Он взял жену на руки, понес на кровать.

– Голова… – слабым голосом прошептала она. – Что-то голова закружилась…

– Приляг. Тебе вредно нервничать. Дорога вымотала тебя, ты устала. И поесть тебе надо. Сейчас я что-нибудь придумаю.

– Нет, – Тая поймала мужа за руку, – не уходи. Побудь рядом. Мне так хорошо рядом с тобой, – с застывшими, готовыми вот-вот хлынуть слезами она стала целовать его руки. – Я так соскучилась… Только не кричи на меня. И не гони.

Обнарову стало стыдно и неудобно и за свою грубость, и за свою глупость, и за эту чистую, трогательную ее нежность.

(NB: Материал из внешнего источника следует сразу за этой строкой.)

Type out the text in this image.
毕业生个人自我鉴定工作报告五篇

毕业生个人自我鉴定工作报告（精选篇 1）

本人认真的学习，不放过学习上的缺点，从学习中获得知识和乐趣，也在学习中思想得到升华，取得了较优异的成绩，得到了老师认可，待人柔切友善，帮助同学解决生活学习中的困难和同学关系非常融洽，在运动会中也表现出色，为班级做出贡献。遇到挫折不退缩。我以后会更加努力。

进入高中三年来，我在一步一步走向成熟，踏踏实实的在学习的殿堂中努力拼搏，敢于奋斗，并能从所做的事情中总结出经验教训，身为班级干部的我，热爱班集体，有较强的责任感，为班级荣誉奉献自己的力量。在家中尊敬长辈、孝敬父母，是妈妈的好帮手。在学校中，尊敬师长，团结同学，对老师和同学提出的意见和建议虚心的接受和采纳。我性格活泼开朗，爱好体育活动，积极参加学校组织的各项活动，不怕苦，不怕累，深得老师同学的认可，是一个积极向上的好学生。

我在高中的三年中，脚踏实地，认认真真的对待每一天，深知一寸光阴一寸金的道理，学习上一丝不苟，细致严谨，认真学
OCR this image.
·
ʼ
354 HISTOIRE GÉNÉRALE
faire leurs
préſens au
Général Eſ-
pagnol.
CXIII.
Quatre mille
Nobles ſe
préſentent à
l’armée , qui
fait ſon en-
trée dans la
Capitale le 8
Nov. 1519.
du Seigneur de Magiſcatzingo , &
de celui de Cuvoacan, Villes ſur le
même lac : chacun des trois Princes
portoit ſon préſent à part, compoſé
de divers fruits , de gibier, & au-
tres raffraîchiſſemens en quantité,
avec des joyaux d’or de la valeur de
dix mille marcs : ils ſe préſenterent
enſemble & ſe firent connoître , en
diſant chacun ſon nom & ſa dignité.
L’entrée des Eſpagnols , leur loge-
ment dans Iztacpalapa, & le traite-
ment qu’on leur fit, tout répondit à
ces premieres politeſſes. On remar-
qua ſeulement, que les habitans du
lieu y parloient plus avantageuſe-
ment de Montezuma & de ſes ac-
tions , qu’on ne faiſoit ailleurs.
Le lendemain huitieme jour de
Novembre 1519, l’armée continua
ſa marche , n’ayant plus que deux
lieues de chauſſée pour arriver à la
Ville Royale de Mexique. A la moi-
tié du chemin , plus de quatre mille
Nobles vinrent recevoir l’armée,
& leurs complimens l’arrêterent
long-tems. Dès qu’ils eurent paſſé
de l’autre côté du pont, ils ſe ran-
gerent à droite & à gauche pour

– Как ты могла подумать, что я не люблю тебя? Милая моя, нежная моя, родная моя, я люблю тебя так сильно, что щемит сердце. Я просто… Я просто немного не отошел от материала. Я все еще цепной пес. И я очень боюсь за тебя. Я должен знать, что ты в безопасности, а не разъезжаешь по зимним скользким дорогам. Понимаешь? Мне тридцать пять. Я очень хочу, чтобы у нас был ребенок. Мне это нужно. Я очень жду этого. Ты – мое счастье! Я не могу жить без тебя. Мне никто, кроме тебя, не нужен ни на ночь, ни вообще. Понимаешь?! Никакие бабы… В разлуке с тобой я тоскую. Ты снишься мне. Я просыпаюсь и целую твою фотографию. Я звоню тебе, и у меня слезы на глазах от нежности к тебе. Я…

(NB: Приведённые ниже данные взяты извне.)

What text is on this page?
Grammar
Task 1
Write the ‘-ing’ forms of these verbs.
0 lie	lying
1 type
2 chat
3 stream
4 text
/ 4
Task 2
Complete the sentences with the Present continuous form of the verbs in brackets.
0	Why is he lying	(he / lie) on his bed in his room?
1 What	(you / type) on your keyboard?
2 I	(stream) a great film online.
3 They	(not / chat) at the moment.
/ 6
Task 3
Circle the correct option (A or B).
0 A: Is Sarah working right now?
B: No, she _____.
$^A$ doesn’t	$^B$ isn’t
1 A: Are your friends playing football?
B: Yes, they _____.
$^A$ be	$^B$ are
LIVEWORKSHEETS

Обнаров запнулся, спазм перехватил горло.

– Прости меня, – наконец выдохнул он и спрятал лицо на ее груди.

Ладошкой она вытерла слезы.

– Ты никогда мне этого не говорил.

Вымотанная дорогой, переживаниями, она вскоре уснула.

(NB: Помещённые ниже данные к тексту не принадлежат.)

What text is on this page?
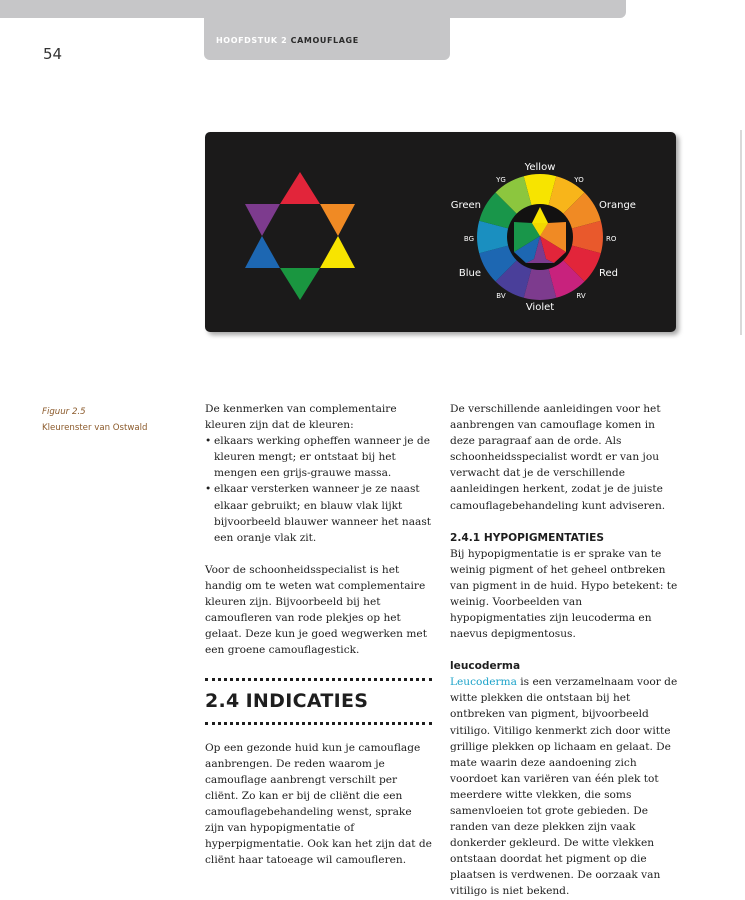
HOOFDSTUK 2 CAMOUFLAGE
54
Yellow
YO
Orange
RO
Red
RV
Violet
BV
Blue
BG
Green
YG
Figuur 2.5
Kleurenster van Ostwald

De kenmerken van complementaire kleuren zijn dat de kleuren:

• elkaars werking opheffen wanneer je de kleuren mengt; er ontstaat bij het mengen een grijs-grauwe massa.
• elkaar versterken wanneer je ze naast elkaar gebruikt; en blauw vlak lijkt bijvoorbeeld blauwer wanneer het naast een oranje vlak zit.

Voor de schoonheidsspecialist is het handig om te weten wat complementaire kleuren zijn. Bijvoorbeeld bij het camoufleren van rode plekjes op het gelaat. Deze kun je goed wegwerken met een groene camouflagestick.

2.4 INDICATIES

Op een gezonde huid kun je camouflage aanbrengen. De reden waarom je camouflage aanbrengt verschilt per cliënt. Zo kan er bij de cliënt die een camouflagebehandeling wenst, sprake zijn van hypopigmentatie of hyperpigmentatie. Ook kan het zijn dat de cliënt haar tatoeage wil camoufleren.

De verschillende aanleidingen voor het aanbrengen van camouflage komen in deze paragraaf aan de orde. Als schoonheidsspecialist wordt er van jou verwacht dat je de verschillende aanleidingen herkent, zodat je de juiste camouflagebehandeling kunt adviseren.

2.4.1 HYPOPIGMENTATIES

Bij hypopigmentatie is er sprake van te weinig pigment of het geheel ontbreken van pigment in de huid. Hypo betekent: te weinig. Voorbeelden van hypopigmentaties zijn leucoderma en naevus depigmentosus.

leucoderma

Leucoderma is een verzamelnaam voor de witte plekken die ontstaan bij het ontbreken van pigment, bijvoorbeeld vitiligo. Vitiligo kenmerkt zich door witte grillige plekken op lichaam en gelaat. De mate waarin deze aandoening zich voordoet kan variëren van één plek tot meerdere witte vlekken, die soms samenvloeien tot grote gebieden. De randen van deze plekken zijn vaak donkerder gekleurd. De witte vlekken ontstaan doordat het pigment op die plaatsen is verdwenen. De oorzaak van vitiligo is niet bekend.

Тая проснулась оттого, что он осторожно трепал ее по щеке.

– Сонечка, просыпайся!

– Костя, что случилось? Почему ты собрал вещи?

– Мы уезжаем. Вернее, переезжаем.

– Куда?

– Туда, где действительно тепло и уютно. Здесь нельзя оставаться, иначе ты простынешь.

– Я поражаюсь, как ты здесь неделю продержался? Я в шубе, укрытая двумя одеялами, окоченела.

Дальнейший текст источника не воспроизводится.